# Tree help



## bishs (Aug 30, 2000)

Is anyone having good results with sawtooth Oak? I planted them 4 years ago, and they are only 2 feet tall. I had tree tubes on them, and they seemed to hurt them. They were growing up skinny and week, then would die back and sprout again. I pulled the tubes off, there somewhat better.

I have read a lot about these trees, from the N***. They say, Michigan is the "northern" limit for these trees. I know they can produce acorns in 8 years in Georgia, but does anyone have them growing acorns here? My trees are 4 or 5 years old and only 2 feet tall. I would be hesitant, to tell anyone to plant lots of these trees. They are not native, and I don't think they have been around long enough to see if they will produce in Michigan well.


----------



## bishs (Aug 30, 2000)

I have a question about Jack Pine. I have avoided them, because they loose their lower limbs. I know they are very fast growing. Do they provide good deer cover the first 10 or 15 years? If so, I could plant some for quick cover, then when they open up, my other areas will be thick.
Thanks Scott bishop

E-mail me at [email protected]


----------



## Youper (Jul 8, 2001)

In more fertile areas, jack pine can't compete long term with other species, but they will grow well. We tend to see them in poor areas, because they are one of the few things that will grow there. Too me, mature jack pines look like something out of a Dr. Suess book, and I don't care to much for them.

To answer your question, no they don't provide any great cover. If I were to try to plant cover in my area, I would use balsam fir. Fast growing, shade tolerant, limb holding and great cover. Deer only eat them when they are starving too death.
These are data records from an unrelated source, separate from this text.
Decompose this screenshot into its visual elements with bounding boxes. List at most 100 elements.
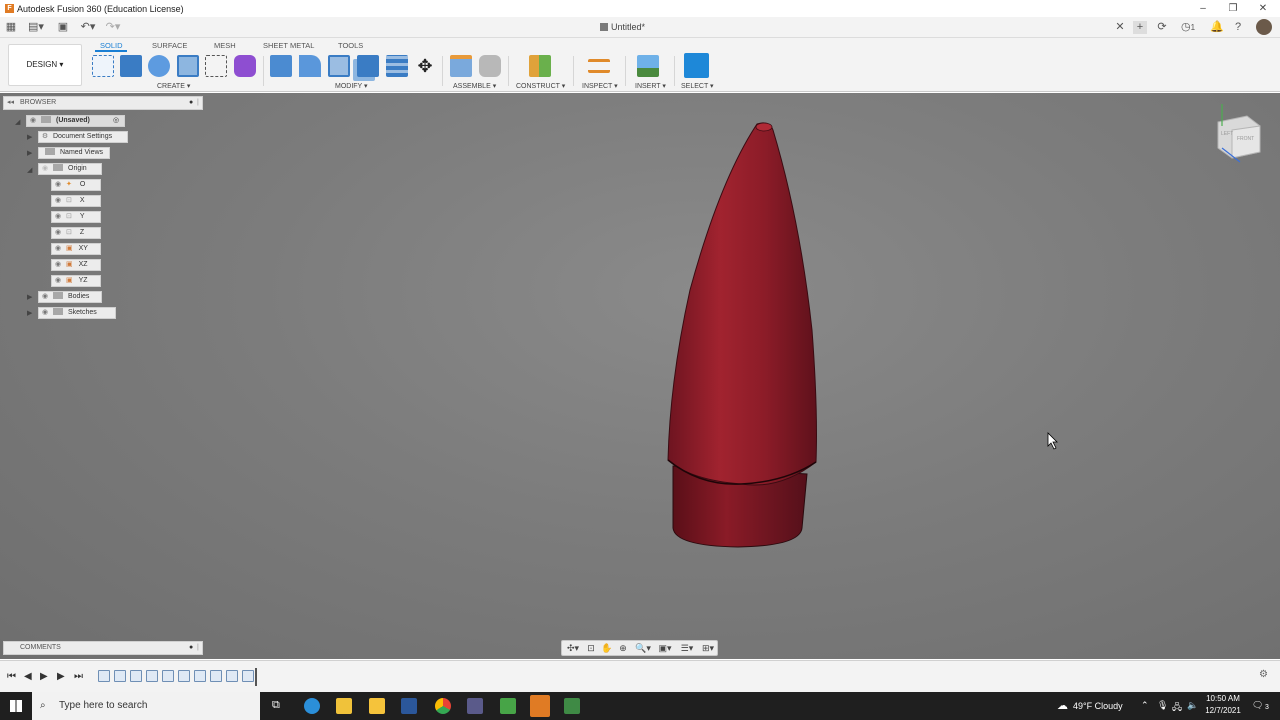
browser-item-document-settings[interactable]: ⚙ Document Settings — [38, 131, 128, 143]
x-axis-item[interactable]: ◉ ⊡ X — [51, 195, 101, 207]
timeline-feature-sketch[interactable] — [162, 670, 174, 682]
taskbar-search-input[interactable]: ⌕ Type here to search — [32, 692, 260, 720]
shell-icon[interactable] — [328, 55, 350, 77]
yz-plane-item[interactable]: ◉ ▣ YZ — [51, 275, 101, 287]
user-avatar[interactable] — [1256, 19, 1272, 35]
tab-mesh[interactable]: MESH — [214, 41, 236, 50]
go-to-end-icon[interactable]: ⏭ — [74, 671, 83, 682]
edge-icon[interactable] — [304, 698, 320, 714]
weather-text[interactable]: 49°F Cloudy — [1073, 701, 1123, 711]
select-icon[interactable] — [684, 53, 709, 78]
notification-center-icon[interactable]: 🗨 — [1252, 700, 1263, 711]
visibility-eye-icon[interactable]: ◉ — [39, 292, 51, 302]
close-tab-icon[interactable]: ✕ — [1114, 21, 1126, 34]
play-icon[interactable]: ▶ — [40, 671, 48, 682]
comments-pin-icon[interactable]: ● — [189, 642, 193, 654]
expand-arrow-icon[interactable]: ▶ — [27, 149, 32, 157]
assemble-menu[interactable]: ASSEMBLE ▾ — [453, 82, 496, 90]
microphone-icon[interactable]: 🎙 — [1157, 700, 1168, 711]
word-icon[interactable] — [401, 698, 417, 714]
file-explorer-icon[interactable] — [336, 698, 352, 714]
hole-icon[interactable] — [177, 55, 199, 77]
timeline-feature-sketch[interactable] — [130, 670, 142, 682]
browser-root-item[interactable]: ◉ (Unsaved) ◎ — [26, 115, 125, 127]
press-pull-icon[interactable] — [270, 55, 292, 77]
browser-panel-header[interactable]: ◂◂ BROWSER ● | — [3, 96, 203, 110]
file-menu-icon[interactable]: ▤▾ — [27, 21, 45, 34]
pan-icon[interactable]: ✋ — [601, 643, 613, 654]
joint-icon[interactable] — [479, 55, 501, 77]
browser-item-bodies[interactable]: ◉ Bodies — [38, 291, 102, 303]
visibility-eye-icon[interactable]: ◉ — [39, 308, 51, 318]
nose-cone-body[interactable] — [667, 122, 817, 486]
visibility-eye-icon[interactable]: ◉ — [52, 212, 64, 222]
create-menu[interactable]: CREATE ▾ — [157, 82, 190, 90]
go-to-start-icon[interactable]: ⏮ — [7, 671, 16, 682]
timeline-feature-sketch[interactable] — [98, 670, 110, 682]
collapse-arrow-icon[interactable]: ◢ — [27, 166, 32, 174]
browser-item-sketches[interactable]: ◉ Sketches — [38, 307, 116, 319]
minimize-button[interactable]: – — [1193, 2, 1213, 15]
save-icon[interactable]: ▣ — [57, 21, 69, 34]
tab-solid[interactable]: SOLID — [100, 41, 123, 50]
visibility-eye-icon[interactable]: ◉ — [52, 180, 64, 190]
viewports-icon[interactable]: ⊞▾ — [700, 643, 716, 654]
measure-icon[interactable] — [588, 59, 610, 73]
step-forward-icon[interactable]: ▶ — [57, 671, 65, 682]
tray-chevron-icon[interactable]: ⌃ — [1141, 700, 1149, 711]
document-tab[interactable]: Untitled* — [600, 22, 645, 32]
collapse-panel-icon[interactable]: ◂◂ — [7, 97, 14, 109]
step-back-icon[interactable]: ◀ — [24, 671, 32, 682]
extrude-icon[interactable] — [120, 55, 142, 77]
canvas-viewport[interactable]: LEFT FRONT — [0, 93, 1280, 659]
orbit-icon[interactable]: ✣▾ — [565, 643, 581, 654]
insert-menu[interactable]: INSERT ▾ — [635, 82, 666, 90]
visibility-eye-icon[interactable]: ◉ — [52, 228, 64, 238]
split-body-icon[interactable] — [386, 55, 408, 77]
pattern-icon[interactable] — [205, 55, 227, 77]
create-sketch-icon[interactable] — [92, 55, 114, 77]
chrome-icon[interactable] — [435, 698, 451, 714]
expand-arrow-icon[interactable]: ▶ — [27, 293, 32, 301]
create-form-icon[interactable] — [234, 55, 256, 77]
browser-item-named-views[interactable]: Named Views — [38, 147, 110, 159]
fit-icon[interactable]: 🔍▾ — [635, 643, 651, 654]
extensions-icon[interactable]: ⟳ — [1155, 21, 1169, 34]
recorder-icon[interactable] — [564, 698, 580, 714]
camtasia-icon[interactable] — [500, 698, 516, 714]
timeline-marker[interactable] — [255, 668, 257, 686]
modify-menu[interactable]: MODIFY ▾ — [335, 82, 368, 90]
timeline-feature-extrude[interactable] — [226, 670, 238, 682]
combine-icon[interactable] — [357, 55, 379, 77]
restore-button[interactable]: ❐ — [1223, 2, 1243, 15]
browser-item-origin[interactable]: ◉ Origin — [38, 163, 102, 175]
timeline-feature-sketch[interactable] — [210, 670, 222, 682]
store-icon[interactable] — [369, 698, 385, 714]
origin-point-item[interactable]: ◉ ✦ O — [51, 179, 101, 191]
visibility-eye-icon[interactable]: ◉ — [52, 196, 64, 206]
volume-icon[interactable]: 🔈 — [1187, 700, 1198, 711]
redo-icon[interactable]: ↷▾ — [104, 21, 122, 34]
close-button[interactable]: ✕ — [1253, 2, 1273, 15]
visibility-eye-icon[interactable]: ◉ — [52, 260, 64, 270]
timeline-feature-shell[interactable] — [242, 670, 254, 682]
move-icon[interactable]: ✥ — [414, 55, 436, 77]
fusion-360-taskbar-icon[interactable] — [530, 695, 550, 717]
timeline-feature-extrude[interactable] — [178, 670, 190, 682]
workspace-switcher[interactable]: DESIGN ▾ — [8, 44, 82, 86]
look-at-icon[interactable]: ⊡ — [585, 643, 597, 654]
windows-start-icon[interactable] — [10, 700, 22, 712]
notifications-icon[interactable]: 🔔 — [1210, 21, 1224, 34]
clock-date[interactable]: 12/7/2021 — [1203, 706, 1243, 715]
display-settings-icon[interactable]: ▣▾ — [657, 643, 673, 654]
browser-pin-icon[interactable]: ● — [189, 97, 193, 109]
comments-panel-header[interactable]: COMMENTS ● | — [3, 641, 203, 655]
tab-sheet-metal[interactable]: SHEET METAL — [263, 41, 314, 50]
job-status-icon[interactable]: ◷1 — [1177, 21, 1199, 34]
select-menu[interactable]: SELECT ▾ — [681, 82, 714, 90]
timeline-feature-revolve[interactable] — [194, 670, 206, 682]
xy-plane-item[interactable]: ◉ ▣ XY — [51, 243, 101, 255]
construct-menu[interactable]: CONSTRUCT ▾ — [516, 82, 565, 90]
timeline-feature-revolve[interactable] — [146, 670, 158, 682]
visibility-eye-icon[interactable]: ◉ — [52, 276, 64, 286]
Unfortunatley my area has abundant cover, but needs more food.


----------



## wild bill (Apr 20, 2001)

bishs, the sawtooth oaks that you planted, how old where the trees? my first planting of sawtooths where year olds and all of them died even with mulching and watering. last year i ordered 2 year old trees and they did much better. most of the trees grew new limbs and added about 6-8 inches in height.


----------



## Ferg (Dec 17, 2002)

I have a ton of 'red twig' dogwood on my farm - it seems to be growing VERY well in the wet portions - some of them are 3 and 4 feet tall and very very large in diamiter - the deer keep them trimmed back pretty well - I'm going to be planting a food plot soon - so hopefully - they will have some better choices than just the browse....I have pictures of some of the large stuff if someone want to see - email me off and I'll forward. Ferg...


----------



## NATTY BUMPO (May 12, 2001)

bishs,

We have planted about 30 Sawtooth Oaks over the past three years. Some were up in Antrim Co and the rest down at our place in Mason Co. near the big lake, right in the midst of the fruit belt. We thought we were taking good care of these 1-2' bareroot trees using topsoil around the roots, fertilizer tabs, weed mats, 4' tree protectors and stakes. They were watered every two weeks or so. The trees came from CSF. Despite all this only a little over 50& survived. The ones that did make it through the first winter seemed to "die back" and have to start all over again the next spring. Pretty disappointing. We have replaced the ones that died with red oaks and they are doing well. It may well be that we are just too far North for SO to do well.

I'd be interested to see if anyone has any acorn bearing SO here in MI and were they are. Until then, we'll probably plant other species.

Natty B.


----------